عَنْ عَائِشَةَ رَضِيَ اللَّهُ عَنْهَا أَنَّ رَجُلًا قَالَ لِلنَّبِيِّ صَلَّى اللَّهُ عَلَيْهِ وَسَلَّمَ إِنَّ أُمِّي افْتُلِتَتْ نَفْسُهَا وَأُرَاهَا لَوْ تَكَلَّمَتْ تَصَدَّقَتْ أَفَأَتَصَدَّقُ عَنْهَا قَالَ نَعَمْ تَصَدَّقْ عَنْهَا 

Artinya: Dari ‘Aisyah radhiallahu ‘anha bahwa ada seorang laki-laki yang berkata kepada Nabi SAW, “Sesungguhnya ibuku telah meninggal dunia secara mendadak dan aku menduga seandainya dia sempat berbicara dia akan bershadaqah.

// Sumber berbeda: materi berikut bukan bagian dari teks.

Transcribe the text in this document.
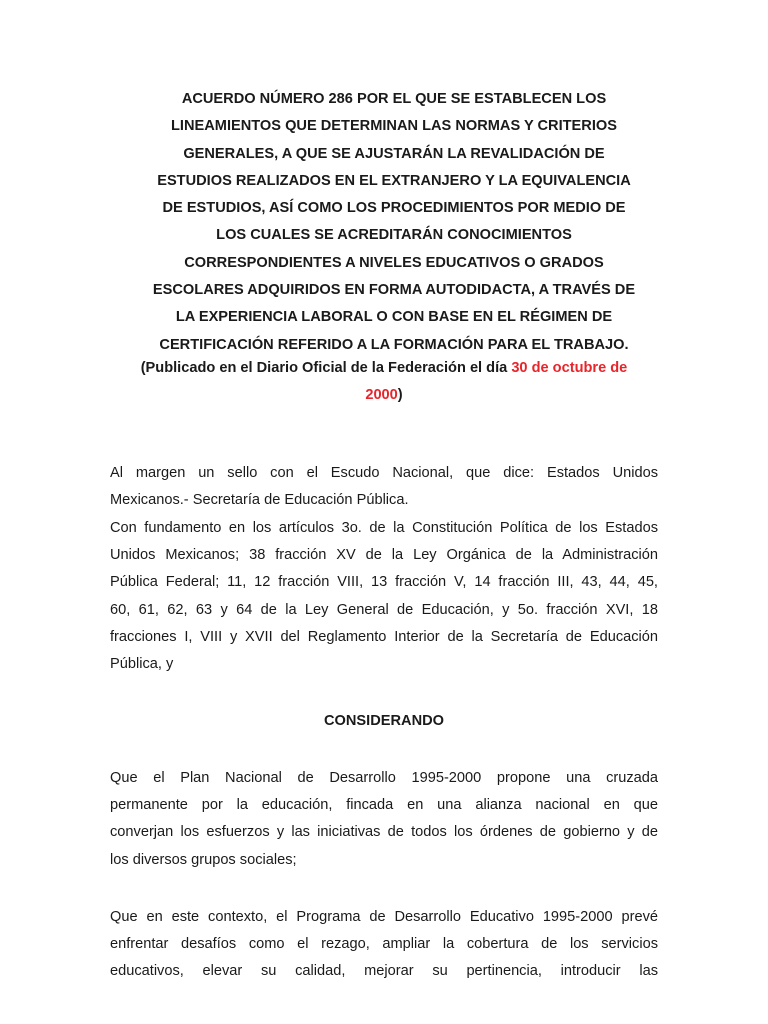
ACUERDO NÚMERO 286 POR EL QUE SE ESTABLECEN LOS
LINEAMIENTOS QUE DETERMINAN LAS NORMAS Y CRITERIOS
GENERALES, A QUE SE AJUSTARÁN LA REVALIDACIÓN DE
ESTUDIOS REALIZADOS EN EL EXTRANJERO Y LA EQUIVALENCIA
DE ESTUDIOS, ASÍ COMO LOS PROCEDIMIENTOS POR MEDIO DE
LOS CUALES SE ACREDITARÁN CONOCIMIENTOS
CORRESPONDIENTES A NIVELES EDUCATIVOS O GRADOS
ESCOLARES ADQUIRIDOS EN FORMA AUTODIDACTA, A TRAVÉS DE
LA EXPERIENCIA LABORAL O CON BASE EN EL RÉGIMEN DE
CERTIFICACIÓN REFERIDO A LA FORMACIÓN PARA EL TRABAJO.

(Publicado en el Diario Oficial de la Federación el día 30 de octubre de
2000)

Al margen un sello con el Escudo Nacional, que dice: Estados Unidos
Mexicanos.- Secretaría de Educación Pública.

Con fundamento en los artículos 3o. de la Constitución Política de los Estados
Unidos Mexicanos; 38 fracción XV de la Ley Orgánica de la Administración
Pública Federal; 11, 12 fracción VIII, 13 fracción V, 14 fracción III, 43, 44, 45,
60, 61, 62, 63 y 64 de la Ley General de Educación, y 5o. fracción XVI, 18
fracciones I, VIII y XVII del Reglamento Interior de la Secretaría de Educación
Pública, y

CONSIDERANDO

Que el Plan Nacional de Desarrollo 1995-2000 propone una cruzada
permanente por la educación, fincada en una alianza nacional en que
converjan los esfuerzos y las iniciativas de todos los órdenes de gobierno y de
los diversos grupos sociales;

Que en este contexto, el Programa de Desarrollo Educativo 1995-2000 prevé
enfrentar desafíos como el rezago, ampliar la cobertura de los servicios
educativos, elevar su calidad, mejorar su pertinencia, introducir las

Apakah aku boleh bershadaqah atas namanya?” Beliau menjawab, “Ya Bershadaqah atasnya”. (HR. Bukhari)

  1. Kebolehan Memakan Harta Wakaf bagi Pengelolanya

عَنْ ابْنِ عُمَرَ رَضِيَ اللَّهُ عَنْهُمَا أَنَّ عُمَرَ تَصَدَّقَ بِمَالٍ لَهُ عَلَى عَهْدِ رَسُولِ اللَّهِ صَلَّى اللَّهُ عَلَيْهِ وَسَلَّمَ وَكَانَ يُقَالُ لَهُ ثَمْغٌ وَكَانَ نَخْلًا فَقَالَ عُمَرُ يَا رَسُولَ اللَّهِ إِنِّي اسْتَفَدْتُ مَالًا وَهُوَ عِنْدِي نَفِيسٌ فَأَرَدْتُ أَنْ أَتَصَدَّقَ بِهِ فَقَالَ النَّبِيُّ صَلَّى اللَّهُ عَلَيْهِ وَسَلَّمَ تَصَدَّقْ بِأَصْلِهِ لَا يُبَاعُ وَلَا يُوهَبُ وَلَا يُورَثُ وَلَكِنْ يُنْفَقُ ثَمَرُهُ فَتَصَدَّقَ بِهِ عُمَرُ فَصَدَقَتُهُ تِلْكَ فِي سَبِيلِ اللَّهِ وَفِي الرِّقَابِ وَالْمَسَاكِينِ وَالضَّيْفِ وَابْنِ السَّبِيلِ وَلِذِي الْقُرْبَى وَلَا جُنَاحَ عَلَى مَنْ وَلِيَهُ أَنْ يَأْكُلَ مِنْهُ بِالْمَعْرُوفِ أَوْ يُوكِلَ صَدِيقَهُ غَيْرَ مُتَمَوِّلٍ بِهِ

Artinya: Dari Ibnu ‘Umar radhiallahu ‘anhuma bahwa ‘Umar radhialllahu anhu menshadaqahkan hartanya pada masa Rasulullah SAW dimana hartanya itu dinamakan Tsamagh yakni kebun kurma. ‘Umar berkata: “Wahai rasulullah, aku mendapatkan bagian harta dan harta itu menjadi yang paling berharga bagiku dan aku ingin menshadaqahkannya”. Maka Nabi SAW berkata: “Shadaqahkanlah dengan pepohonannya dan jangan kamu juga juga jangan dihibahkan dan jangan pula diwariskan akan tetapi ambilah buah-buahannya sehingga dengan begitu kamu dapat bershadaqah dengannya”. Maka ‘Umar menshadaqahkannya dimana tidak dijualnya, tidak dihibahkan dan juga tidak diwariskan namun dia menshadaqahkan hartanya itu untuk fii sabilillah  (di jalan Allah), untuk sabil dan kerabat. Dan tidak dosa baginya orang yang mengurusnya untuk memakan darinya dengan cara yang ma’ruf (benar) dan untuk memberi makan teman-temannya asal bukan maksud menimbunnya. (HR Bukhari)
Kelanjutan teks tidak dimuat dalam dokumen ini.